Facts: The Defendants did not promise to sell the stock to the highest bidder for cash. The
Claimants sent a tender to the Defendants which, following the submission of all tenders,
was the highest tender. The Defendants refused to sell the stock to the Claimants.
The Defendants submitted that the circular was not intended to be a binding offer capable
of acceptance. Rather, it was merely a circular inviting others to make offers. The
Claimants submitted that the circular did constitute a valid offer and that the Claimant
had, by submitting the highest tender and attending all the necessary meetings, accepted
that offer.
Held: the circular was not an offer, but merely an invitation to gather tenders, upon which
the Defendants were entitled to act.

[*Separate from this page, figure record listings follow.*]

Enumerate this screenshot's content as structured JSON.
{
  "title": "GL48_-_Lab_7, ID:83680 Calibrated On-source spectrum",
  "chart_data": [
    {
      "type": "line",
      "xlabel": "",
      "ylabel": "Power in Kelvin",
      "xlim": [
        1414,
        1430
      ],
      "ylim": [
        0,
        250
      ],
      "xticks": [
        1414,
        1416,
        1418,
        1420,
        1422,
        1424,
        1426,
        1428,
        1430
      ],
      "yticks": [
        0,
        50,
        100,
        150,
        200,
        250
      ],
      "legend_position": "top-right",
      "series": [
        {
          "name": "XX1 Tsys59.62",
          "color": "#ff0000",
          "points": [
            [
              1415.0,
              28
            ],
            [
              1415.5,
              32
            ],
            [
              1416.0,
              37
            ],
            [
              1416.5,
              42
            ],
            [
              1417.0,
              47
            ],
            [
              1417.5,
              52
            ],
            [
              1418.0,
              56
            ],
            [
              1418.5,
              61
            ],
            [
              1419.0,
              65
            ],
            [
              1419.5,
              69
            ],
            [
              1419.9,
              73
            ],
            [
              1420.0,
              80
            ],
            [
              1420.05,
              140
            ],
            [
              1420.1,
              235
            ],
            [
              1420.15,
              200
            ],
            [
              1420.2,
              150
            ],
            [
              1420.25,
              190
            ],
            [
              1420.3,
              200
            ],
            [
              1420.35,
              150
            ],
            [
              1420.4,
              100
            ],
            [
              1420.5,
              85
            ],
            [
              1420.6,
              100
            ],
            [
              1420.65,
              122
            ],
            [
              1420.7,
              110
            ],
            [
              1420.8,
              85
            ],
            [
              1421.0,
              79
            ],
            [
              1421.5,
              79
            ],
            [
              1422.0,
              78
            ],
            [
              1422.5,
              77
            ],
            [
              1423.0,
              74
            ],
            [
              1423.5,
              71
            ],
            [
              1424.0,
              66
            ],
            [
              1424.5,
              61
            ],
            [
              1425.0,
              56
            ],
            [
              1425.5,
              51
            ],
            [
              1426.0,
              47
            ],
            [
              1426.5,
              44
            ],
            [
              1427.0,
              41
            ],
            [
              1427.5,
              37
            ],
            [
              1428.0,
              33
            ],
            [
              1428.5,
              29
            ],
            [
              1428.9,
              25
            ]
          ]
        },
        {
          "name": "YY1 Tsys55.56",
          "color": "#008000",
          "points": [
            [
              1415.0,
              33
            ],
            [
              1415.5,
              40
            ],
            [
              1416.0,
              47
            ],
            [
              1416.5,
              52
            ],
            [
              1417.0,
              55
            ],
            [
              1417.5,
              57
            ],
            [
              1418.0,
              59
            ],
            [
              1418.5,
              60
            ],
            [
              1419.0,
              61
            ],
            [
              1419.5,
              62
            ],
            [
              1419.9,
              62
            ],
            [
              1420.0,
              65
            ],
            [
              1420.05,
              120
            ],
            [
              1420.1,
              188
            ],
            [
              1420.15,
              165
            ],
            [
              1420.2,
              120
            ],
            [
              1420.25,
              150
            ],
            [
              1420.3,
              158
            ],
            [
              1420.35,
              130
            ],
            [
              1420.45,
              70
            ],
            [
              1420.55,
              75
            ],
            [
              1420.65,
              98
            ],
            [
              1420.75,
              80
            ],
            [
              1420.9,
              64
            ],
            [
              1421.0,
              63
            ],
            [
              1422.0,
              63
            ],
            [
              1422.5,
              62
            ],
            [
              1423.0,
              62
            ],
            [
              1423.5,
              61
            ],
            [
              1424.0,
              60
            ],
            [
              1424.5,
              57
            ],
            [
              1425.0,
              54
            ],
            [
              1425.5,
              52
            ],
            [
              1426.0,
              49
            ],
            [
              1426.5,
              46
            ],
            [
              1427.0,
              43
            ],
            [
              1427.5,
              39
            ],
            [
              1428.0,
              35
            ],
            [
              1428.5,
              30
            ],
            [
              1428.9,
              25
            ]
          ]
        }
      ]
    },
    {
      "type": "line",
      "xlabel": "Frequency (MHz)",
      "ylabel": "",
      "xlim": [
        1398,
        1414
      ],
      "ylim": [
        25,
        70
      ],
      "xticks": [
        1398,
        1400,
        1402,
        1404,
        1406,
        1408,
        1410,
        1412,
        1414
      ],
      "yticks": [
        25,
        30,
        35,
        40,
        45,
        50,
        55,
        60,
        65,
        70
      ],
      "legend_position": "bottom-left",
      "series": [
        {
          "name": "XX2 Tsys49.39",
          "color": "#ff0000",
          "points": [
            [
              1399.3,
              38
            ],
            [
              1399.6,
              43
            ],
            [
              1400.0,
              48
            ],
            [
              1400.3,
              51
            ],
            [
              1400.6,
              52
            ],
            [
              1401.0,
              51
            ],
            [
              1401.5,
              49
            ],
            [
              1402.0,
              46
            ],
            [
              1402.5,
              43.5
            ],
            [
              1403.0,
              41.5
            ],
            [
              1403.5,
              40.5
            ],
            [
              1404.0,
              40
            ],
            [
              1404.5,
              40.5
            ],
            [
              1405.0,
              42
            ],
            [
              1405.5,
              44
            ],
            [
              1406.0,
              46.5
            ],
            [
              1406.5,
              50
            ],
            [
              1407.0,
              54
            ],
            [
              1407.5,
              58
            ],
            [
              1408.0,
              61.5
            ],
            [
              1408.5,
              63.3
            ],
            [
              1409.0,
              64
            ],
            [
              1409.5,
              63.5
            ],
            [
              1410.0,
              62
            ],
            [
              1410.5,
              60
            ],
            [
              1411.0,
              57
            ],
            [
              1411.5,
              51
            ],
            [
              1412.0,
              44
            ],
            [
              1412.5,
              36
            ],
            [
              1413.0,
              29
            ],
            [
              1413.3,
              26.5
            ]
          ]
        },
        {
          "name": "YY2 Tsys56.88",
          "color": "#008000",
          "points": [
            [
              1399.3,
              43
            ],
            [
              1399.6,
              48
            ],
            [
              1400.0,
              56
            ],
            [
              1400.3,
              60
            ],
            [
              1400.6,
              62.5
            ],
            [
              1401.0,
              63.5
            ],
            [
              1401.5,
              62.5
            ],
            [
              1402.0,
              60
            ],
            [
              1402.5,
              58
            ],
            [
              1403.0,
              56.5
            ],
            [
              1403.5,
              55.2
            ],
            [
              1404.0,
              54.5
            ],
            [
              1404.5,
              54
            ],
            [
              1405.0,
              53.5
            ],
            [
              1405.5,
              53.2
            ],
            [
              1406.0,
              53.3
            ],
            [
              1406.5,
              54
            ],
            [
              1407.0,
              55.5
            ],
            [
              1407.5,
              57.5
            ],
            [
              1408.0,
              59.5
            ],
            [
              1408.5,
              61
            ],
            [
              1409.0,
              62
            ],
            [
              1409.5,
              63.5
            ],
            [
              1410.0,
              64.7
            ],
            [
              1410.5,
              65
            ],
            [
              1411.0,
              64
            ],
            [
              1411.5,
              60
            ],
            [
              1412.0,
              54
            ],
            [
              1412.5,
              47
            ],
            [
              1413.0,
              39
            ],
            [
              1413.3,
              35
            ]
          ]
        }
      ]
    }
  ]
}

Willes, J. held that the absence of any specific
wording such as "and we undertake to sell to the highest bidder" rebutted any
presumption that the Defendants had intended to be bound by a contract and
distinguished the present circumstances from instances of reward contract offers or an
offer to the world.

Auction Sales
Case: Payne v Cave (1789) 3 TR 148
Facts: Mr Cave made the highest bid for Mr Payne's goods at an auction. But then, Mr
Cave changed his mind and he withdrew his bid before the auctioneer brought down his
hammer.
It was held that the defendant was not bound to purchase the goods. His bid amounted to
an offer which he was entitled to withdraw at any time before the auctioneer signified
acceptance by knocking down the hammer. Note: The common law rule laid down in this
case has now been codified in many countries in variations of the Sale of Goods Act, e.g.
UK 1979 s57(2).
Held: the court held that Mr Cave was entitled to withdraw his offer at any time before
the auctioneer accepted it. The auctioneer's request for bids was an invitation to treat, and
each bid constituted an offer which could be withdrawn at any time until it's accepted,
and finally, the fall of the auctioneer's hammer constituted acceptance of the highest bid.